One of the latter is “Purple Reign: The Prince Tribute Show” which has been performing around Vegas long before its subject died in 2016. Its star Jason Tenner has been putting on the purple costume for 25 years and generally stays in the realm Prince created in his 1984 film — down to giving a big chunk of the hour long show to Morris Day and the Time. Nothing wrong with that. Prince wrote and produced most of that music as well, their appearance and cavorting allows Tenner to go off and do costume changes.

Adding shimmying dancing girls is probably a law for every show on the Vegas strip so a couple of them gyrate here. Add a singer and they become Vanity 6 (paying tribute to yet another singer gone before her time; Vanity died in 2016 at 57).

Tenner himself strikes quite a figure on the busily-lit stage, standing in the fog for the dramatic “dearly beloved” intro to “Let’s Go Crazy.” And while he and the band don’t actually go crazy, they crank the volume for a show that is so crunching, it generally skips the ballads and softer nuances of Prince’s career.

(That part, presumably, is covered in the competing Prince show in Vegas, “Purple Piano: A Celebration of Prince,” performed by Marshall Charloff at the Alexis Park All Suite Resort). 

Tenner wields a guitar on the opener, but generally leaves all that to his guitarist and musical director as he concentrates on vocals and dance spins (and when one of those spins ends in the splits, I imagine you have to concentrate).

Prince himself had a six month Vegas residency at the Rio from 2006 to 2007 that I regret not seeing, but I imagine it wasn’t like this at all. By then, he presented a lot of new songs, putting his hits, if he played them at all, into quickly-shifting medleys. But the shows were open to surprise, special guests and long jamming.

No such thing in the current Vegas, where timing is precise, hits from “When Doves Cry” to “1999” are required and shows are usually over in an hour.
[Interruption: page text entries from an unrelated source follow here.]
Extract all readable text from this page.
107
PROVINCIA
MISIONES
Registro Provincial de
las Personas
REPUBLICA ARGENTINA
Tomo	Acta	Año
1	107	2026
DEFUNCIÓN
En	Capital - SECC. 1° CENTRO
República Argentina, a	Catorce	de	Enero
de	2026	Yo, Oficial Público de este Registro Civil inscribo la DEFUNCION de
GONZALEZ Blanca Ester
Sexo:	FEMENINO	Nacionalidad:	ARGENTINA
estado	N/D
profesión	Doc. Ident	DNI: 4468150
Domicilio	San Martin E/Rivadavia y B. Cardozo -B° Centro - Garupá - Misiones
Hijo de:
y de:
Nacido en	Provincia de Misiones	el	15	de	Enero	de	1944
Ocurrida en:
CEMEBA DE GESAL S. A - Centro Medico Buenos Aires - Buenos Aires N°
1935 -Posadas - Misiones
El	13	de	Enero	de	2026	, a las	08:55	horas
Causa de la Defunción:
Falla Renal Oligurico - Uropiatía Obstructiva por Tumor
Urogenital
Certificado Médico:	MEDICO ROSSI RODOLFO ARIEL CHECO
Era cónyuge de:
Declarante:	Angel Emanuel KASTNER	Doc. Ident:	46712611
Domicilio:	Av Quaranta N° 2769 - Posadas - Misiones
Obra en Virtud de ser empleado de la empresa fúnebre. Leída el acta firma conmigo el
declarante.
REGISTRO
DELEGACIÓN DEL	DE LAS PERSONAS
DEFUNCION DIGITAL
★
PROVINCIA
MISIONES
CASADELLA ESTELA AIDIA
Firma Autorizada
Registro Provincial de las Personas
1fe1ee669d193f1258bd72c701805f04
It’s unquestionably great to hear the music once more, even if one doesn’t fall for the fallacy of an actual Prince on stage (Tenner, his hair up in a headband, doesn’t really look that much like him; he’s bigger in stature than the diminutive Minnesotan). 

But the music is enough for the crowd to seem satisfied when the Tropicana show is over.

Elvis Presley’s first foray into Vegas was a famous flop in 1956; a Rat Pack-attuned audience didn’t cotton to this kid’s wild take on music. That all changed 15 years later when he revitalized his career — and in many ways the city — with his flashy comeback — a two-shows-a night, seven-days-a-week grind that went on for more than 600 performances through 1976.

That flash — and that jumpsuit, topped by a red lei from his Hawaii broadcast — is the emphasis in “All Shook Up: A Tribute to the King,” playing in a small showroom in the former of the Miracle Mile Shops — an actual mall at Planet Hollywood. 

Travis Allen is the star, and his well-honed Presley style comes from decades of Vegas performances. He appears to have come to the role more from the dance moves and the hip action than the voice, though to be fair, it’s tough to replicate the exact tone and timbre of the King. The wiggle and the hair combine to be convincing enough.

With the tidy trio behind him (augmented at times by tracks of unseen strings, horns or singers) he begins by fairly swinging through the 50s hits, relying on the same jokes Elvis used in town, subbing the throwaway line “You have made my life a wreck” in place of “You have made my life complete” in “Love Me Tender” and chuckling about it like it was the first time instead of the millionth.

Likewise his interaction with the audience was likely similar each night, picking out a woman in the audience and asking if she were Priscilla, and then calling her by his wife’s name the rest of the show.

There is a buoyancy and lift to the show due entirely to the material — it’s great to hear live Elvis music without a faulty imitation getting in the way. 

During a break in the middle of the show the announcer returns with his own act, fronting the band to impersonate a variety of Las Vegas legends — incredibly dated ones that’d get laughs a half century ago, aping Wayne Newton to Tom Jones and Neil Diamond. But the exuberant personality of the host only made the star seem a bit more bland when he returned — in full Vegas jumpsuit regalia. 

Allen broke the illusion once when he said we were all there to celebrate the King, and followed with “An American Trilogy,” which would normally be expected on a Fourth of July weekend, but still sounded a little tone-deaf to current social concerns by starting with its lines from “Dixie.”

Allen had a blueprint of how to pace his show from Elvis’ long and successful Vegas concerts, adding a bit of “Polk Salad Annie” and the faster version of “Can’t Help Falling in Love” to wind up the show. It didn’t take much for him to return for an encore with a tune that was emblematic of the entire experience: “Viva Las Vegas.” 

Even by an impersonator in a town that itself impersonates, it works.